Tremblin goes on to explain that the winner of the contest will see publication in one of his up and coming anthology books. He goes on to forbid the contestants to bring anything other than their stories, the clothes on their backs, and a bedroll, although he doubts “that anyone will sleep.” Furthermore, candlelight is the only light permitted in the mansion throughout the evening.
It seemed like a good idea at the time.
Author Andrew Nance, a longtime disc jockey and surveyor of the paranormal, thus sets the atmosphere for an originally formatted set of anthologies geared for young adults, as each contestant must take turns telling their written tales, as well as the occasional impromptu romp driven out of their fear of the growingly sinister Daemon Hall. Think Are You Afraid of the Dark meets The Shining. Mix in some craftily redefined urban legends and well-known ghost stories, and you’ve got yourself a fun journey through Daemon Hall.

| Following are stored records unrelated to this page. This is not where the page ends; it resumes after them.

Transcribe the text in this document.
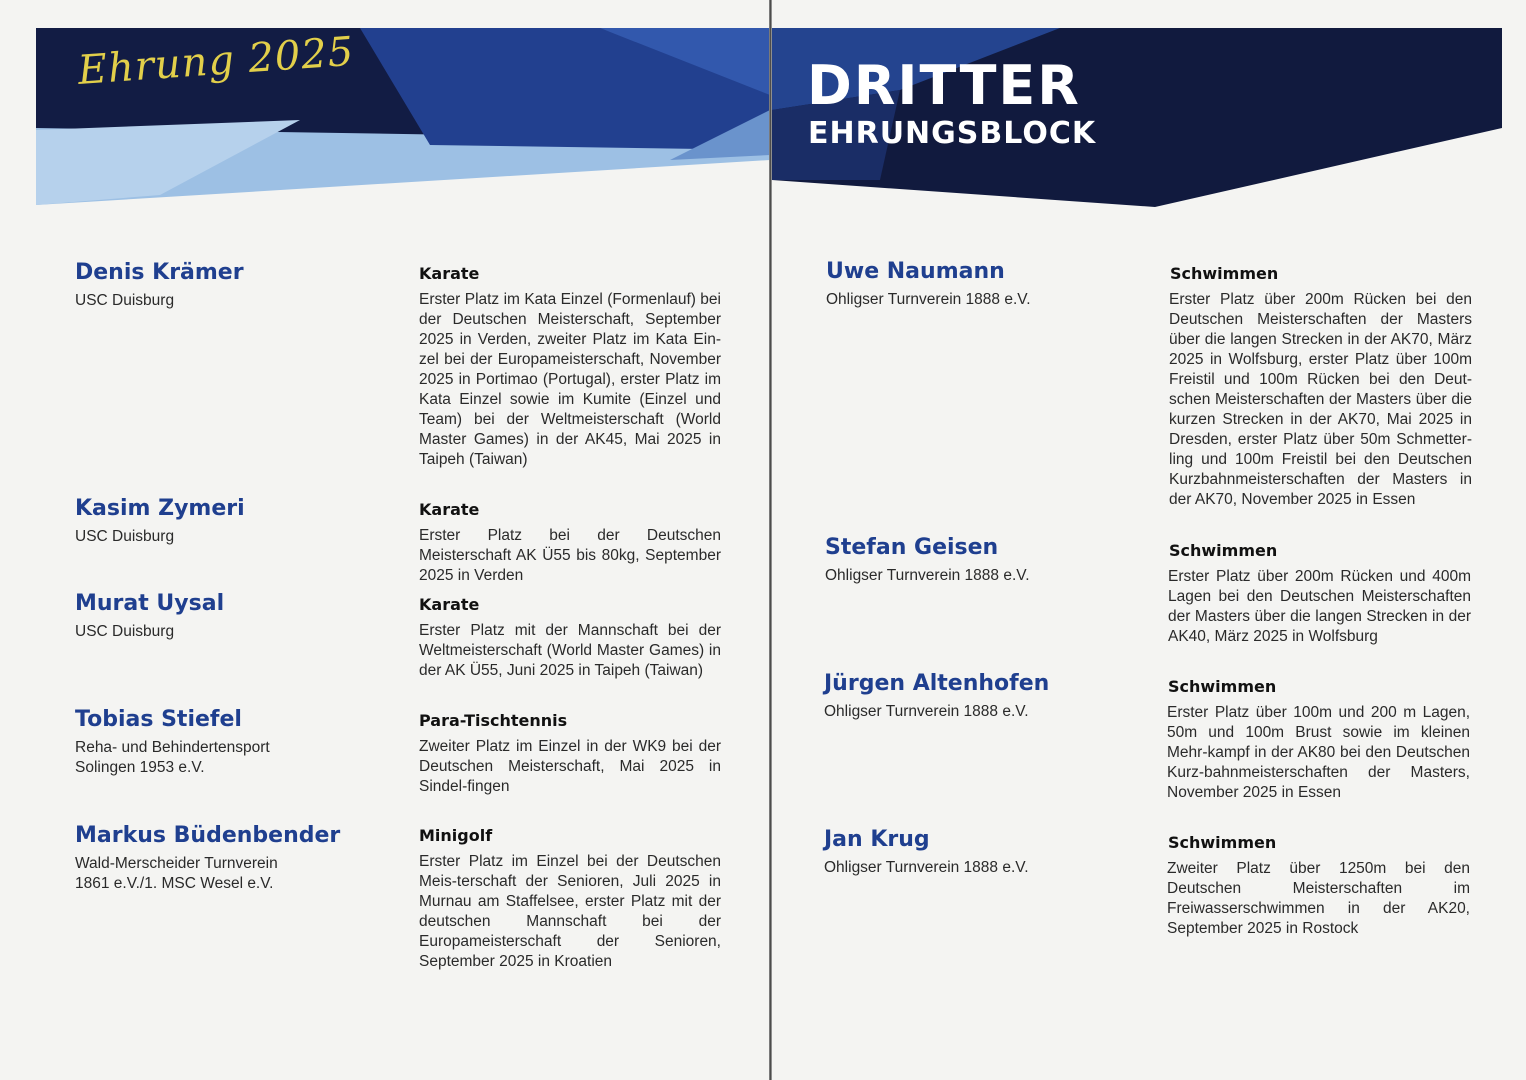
Ehrung 2025	DRITTER
EHRUNGSBLOCK
Denis Krämer
USC Duisburg
Karate
Erster Platz im Kata Einzel (Formenlauf) bei der Deutschen Meisterschaft, September 2025 in Verden, zweiter Platz im Kata Ein-zel bei der Europameisterschaft, November 2025 in Portimao (Portugal), erster Platz im Kata Einzel sowie im Kumite (Einzel und Team) bei der Weltmeisterschaft (World Master Games) in der AK45, Mai 2025 in Taipeh (Taiwan)
Kasim Zymeri
USC Duisburg
Karate
Erster Platz bei der Deutschen Meisterschaft AK Ü55 bis 80kg, September 2025 in Verden
Murat Uysal
USC Duisburg
Karate
Erster Platz mit der Mannschaft bei der Weltmeisterschaft (World Master Games) in der AK Ü55, Juni 2025 in Taipeh (Taiwan)
Tobias Stiefel
Reha- und Behindertensport
Solingen 1953 e.V.
Para-Tischtennis
Zweiter Platz im Einzel in der WK9 bei der Deutschen Meisterschaft, Mai 2025 in Sindel-fingen
Markus Büdenbender
Wald-Merscheider Turnverein
1861 e.V./1. MSC Wesel e.V.
Minigolf
Erster Platz im Einzel bei der Deutschen Meis-terschaft der Senioren, Juli 2025 in Murnau am Staffelsee, erster Platz mit der deutschen Mannschaft bei der Europameisterschaft der Senioren, September 2025 in Kroatien
Uwe Naumann
Ohligser Turnverein 1888 e.V.
Schwimmen
Erster Platz über 200m Rücken bei den Deutschen Meisterschaften der Masters über die langen Strecken in der AK70, März 2025 in Wolfsburg, erster Platz über 100m Freistil und 100m Rücken bei den Deut-schen Meisterschaften der Masters über die kurzen Strecken in der AK70, Mai 2025 in Dresden, erster Platz über 50m Schmetter-ling und 100m Freistil bei den Deutschen Kurzbahnmeisterschaften der Masters in der AK70, November 2025 in Essen
Stefan Geisen
Ohligser Turnverein 1888 e.V.
Schwimmen
Erster Platz über 200m Rücken und 400m Lagen bei den Deutschen Meisterschaften der Masters über die langen Strecken in der AK40, März 2025 in Wolfsburg
Jürgen Altenhofen
Ohligser Turnverein 1888 e.V.
Schwimmen
Erster Platz über 100m und 200 m Lagen, 50m und 100m Brust sowie im kleinen Mehr-kampf in der AK80 bei den Deutschen Kurz-bahnmeisterschaften der Masters, November 2025 in Essen
Jan Krug
Ohligser Turnverein 1888 e.V.
Schwimmen
Zweiter Platz über 1250m bei den Deutschen Meisterschaften im Freiwasserschwimmen in der AK20, September 2025 in Rostock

Pay particular attention to Chelsea’s tale as an example of an original spin on an old favorite.
Published in 2007 by Henry Holt and Company, LLC, Daemon Hall is an entertaining read. While some of the contestant authors seem a little stereotypical at times (the jock wannabe writer who hates football, the young gothic teenager full of angst and rebellion), Nance mostly manages to carve the characters with depth and feeling. The overall tale of what happens to the teenagers as they tell their stories at Daemon Hall hold some truly startling moments, and Nance even attempts to scratch the surface of what it means to be a fan and writer of horror, and how disturbing and potentially dangerous that, in itself, can be. It would have been interesting to see him take this further, and while the ending may be viewed by some as anticlimactic, Daemon Hall is one that you can definitely tack on to your Halloween fun read list.